Social network support is of course included, with the Salsa able to pull in and display details from Twitter, Facebook, your SIM card and any previous details you've added via your Google account.
Thankfully you can choose which ones to display via the Menu, making things easy to manage if you've somehow become popular on the internet.
The HTC Salsa's Home screen People widget is an excellent way to fill up one of your screens, offering quick access to your favourite contacts via a scrollable, visual list that populates itself with any photos you've linked with accounts. You can set a default action for each of these, too, automatically opening up a SMS message for one person or calling another.
Contacts can be linked if you have duplicate entries on your phone and imported from social networks, plus HTC lets you set a different ringtone for each contact or simply block all calls from that person if they're going over the top with the personal contact.
Call quality is excellent, with voices coming through nice and clear. The speaker volume isn't particularly loud, though.

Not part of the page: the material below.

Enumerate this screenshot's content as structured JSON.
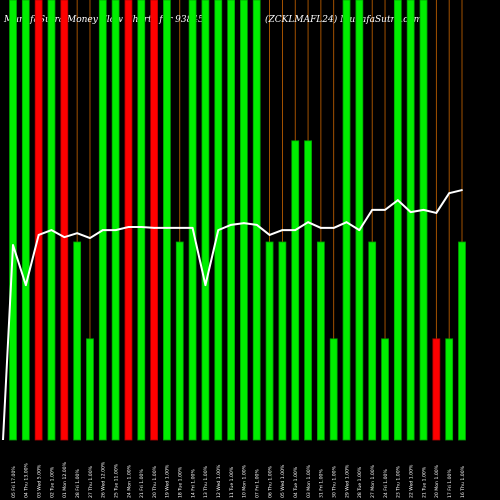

We had to keep it at maximum to make things properly audible, so if you work somewhere noisy or have broken your ears through years of listening to drum & bass too loudly, you may find the Salsa's not quite loud enough.
HTC has also put a proximity sensor in the Salsa's case, allowing the screen to automatically turn itself off when you put it to your ear. This seems like magic – and to 15th Century peasants, it is.
Signal reception on th HTC Salsa was good. We were worried that the metal case might interfere with mobile reception, but didn't have any issues at all.
In fact, we had the full four-bar signal more often than not, which is better than most phones manage – and seemed to translate into decent call quality, rather than just pretending to have signal when there really was none.